Beauty brand owners function in a high-pressure environment that emphasizes the here-and-now. Systems and structures are seen as important in some contexts— for example to identify and resolve quality control problems. But the industry’s logistics parameters in today’s global sourcing supply chain often are not viewed with the same structured perspective. Getting the latest urgent shipment in on time is what matters.

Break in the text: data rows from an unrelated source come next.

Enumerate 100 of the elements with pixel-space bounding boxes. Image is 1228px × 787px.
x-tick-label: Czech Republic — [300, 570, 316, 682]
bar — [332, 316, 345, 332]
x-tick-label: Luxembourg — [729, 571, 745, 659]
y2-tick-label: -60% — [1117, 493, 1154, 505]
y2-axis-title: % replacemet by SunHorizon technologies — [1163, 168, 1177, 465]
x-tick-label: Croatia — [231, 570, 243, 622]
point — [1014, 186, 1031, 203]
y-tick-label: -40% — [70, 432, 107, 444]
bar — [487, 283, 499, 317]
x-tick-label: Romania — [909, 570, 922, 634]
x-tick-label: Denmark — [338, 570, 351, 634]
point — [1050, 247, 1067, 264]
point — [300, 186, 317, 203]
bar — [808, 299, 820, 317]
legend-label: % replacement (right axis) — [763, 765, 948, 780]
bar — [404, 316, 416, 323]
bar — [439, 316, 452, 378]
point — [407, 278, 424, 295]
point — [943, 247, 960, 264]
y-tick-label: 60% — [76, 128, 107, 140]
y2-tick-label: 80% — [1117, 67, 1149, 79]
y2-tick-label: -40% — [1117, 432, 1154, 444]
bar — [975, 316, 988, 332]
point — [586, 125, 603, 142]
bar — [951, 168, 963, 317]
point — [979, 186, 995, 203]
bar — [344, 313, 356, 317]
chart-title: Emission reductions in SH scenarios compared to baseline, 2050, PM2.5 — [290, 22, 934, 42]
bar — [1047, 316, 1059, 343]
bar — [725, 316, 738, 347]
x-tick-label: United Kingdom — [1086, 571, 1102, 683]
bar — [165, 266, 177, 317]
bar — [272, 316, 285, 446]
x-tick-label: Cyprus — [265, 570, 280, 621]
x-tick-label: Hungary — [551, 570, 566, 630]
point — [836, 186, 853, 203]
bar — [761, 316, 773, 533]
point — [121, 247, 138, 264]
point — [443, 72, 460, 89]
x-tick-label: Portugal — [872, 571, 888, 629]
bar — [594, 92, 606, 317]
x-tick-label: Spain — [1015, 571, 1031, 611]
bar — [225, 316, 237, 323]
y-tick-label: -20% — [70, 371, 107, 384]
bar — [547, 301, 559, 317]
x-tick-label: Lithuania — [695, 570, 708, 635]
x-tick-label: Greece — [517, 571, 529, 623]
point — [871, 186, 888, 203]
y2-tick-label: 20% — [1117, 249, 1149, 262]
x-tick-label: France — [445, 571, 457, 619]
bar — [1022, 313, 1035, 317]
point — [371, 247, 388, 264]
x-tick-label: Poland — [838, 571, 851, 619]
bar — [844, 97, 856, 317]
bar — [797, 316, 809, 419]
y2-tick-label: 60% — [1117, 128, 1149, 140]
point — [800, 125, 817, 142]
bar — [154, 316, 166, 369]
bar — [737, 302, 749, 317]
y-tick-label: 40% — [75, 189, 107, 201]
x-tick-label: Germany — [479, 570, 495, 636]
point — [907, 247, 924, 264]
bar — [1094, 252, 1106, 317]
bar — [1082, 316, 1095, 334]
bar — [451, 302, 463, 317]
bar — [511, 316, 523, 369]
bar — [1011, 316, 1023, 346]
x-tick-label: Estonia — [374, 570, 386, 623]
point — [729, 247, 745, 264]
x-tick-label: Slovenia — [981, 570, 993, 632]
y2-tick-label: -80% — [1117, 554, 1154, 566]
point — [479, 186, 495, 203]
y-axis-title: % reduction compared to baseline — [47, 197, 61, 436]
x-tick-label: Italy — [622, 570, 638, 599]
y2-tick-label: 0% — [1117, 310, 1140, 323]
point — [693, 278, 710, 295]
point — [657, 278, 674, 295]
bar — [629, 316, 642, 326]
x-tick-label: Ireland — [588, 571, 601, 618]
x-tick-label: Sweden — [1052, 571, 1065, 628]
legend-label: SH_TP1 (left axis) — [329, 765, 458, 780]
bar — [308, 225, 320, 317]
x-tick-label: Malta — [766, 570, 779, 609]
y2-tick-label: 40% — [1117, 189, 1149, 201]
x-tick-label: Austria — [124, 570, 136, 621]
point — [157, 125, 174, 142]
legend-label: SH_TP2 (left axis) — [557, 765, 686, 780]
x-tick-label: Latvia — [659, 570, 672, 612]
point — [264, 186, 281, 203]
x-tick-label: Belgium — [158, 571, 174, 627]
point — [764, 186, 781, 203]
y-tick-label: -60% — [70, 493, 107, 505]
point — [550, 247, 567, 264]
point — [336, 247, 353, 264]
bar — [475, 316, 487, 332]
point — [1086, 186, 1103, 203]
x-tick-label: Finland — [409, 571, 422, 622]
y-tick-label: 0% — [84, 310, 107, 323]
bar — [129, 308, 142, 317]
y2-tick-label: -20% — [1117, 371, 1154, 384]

This fits today’s emerging supply chain paradigm for all industries, which has changed from emphasizing cost alone to emphasizing service and reliability as cost drivers. Complete and timely delivery is a critical measurement of service and reliability, and this is synonymous with the integrated transportation management systems used to coordinate every phase of the process—from contractual activity, to delivery and cost finalizations. The goal is to eliminate the guesswork, backtracking and delays that waste time. With a focus on measuring and achieving on-time delivery, all other key performance indicator (KPI) measurements fall into place.
There are numerous KPIs to measure logistics performance. However, just-in-time shipping requirements and expense from wasted fuel and delayed customs or security clearance make on-time delivery KPI number one. Complete and timely delivery is synonymous with planning and preparation. When planning is incomplete, the resulting inadequate information flow and poor organization will create preventable and costly problems when it comes to measurable efficiency in global sourcing.
Establishing measurable standards and aligning them to the cosmetics shipper’s requirements is a step-by-step process that should mean supply chain management with capabilities to:
- Provides upstream control of ASNs (advance shipment notifications);
- Receive, verify and transfer product;
- Manage inventory and import/export requirements;
- Process customer inquiries, select carriers and route shipments;
- Identify all customs and security regimes that apply to the shipment;
- Undertake warehouse and inventory management;
- Schedule deliveries.
Putting such a detailed process in place is the foundation for efficient supply-chain. The use of such best practices in supply, scheduling, transportation, stocking and quality enables brand owners and shippers to build a common framework for understanding what is expected of them, and makes such issues as cross-border tariffs, taxes, regulatory and licensing requirements easier to deal with. When combined with effective use of International Commercial Terms (Incoterms) and modern electronic tracking systems, the entire process creates predictability and consistency.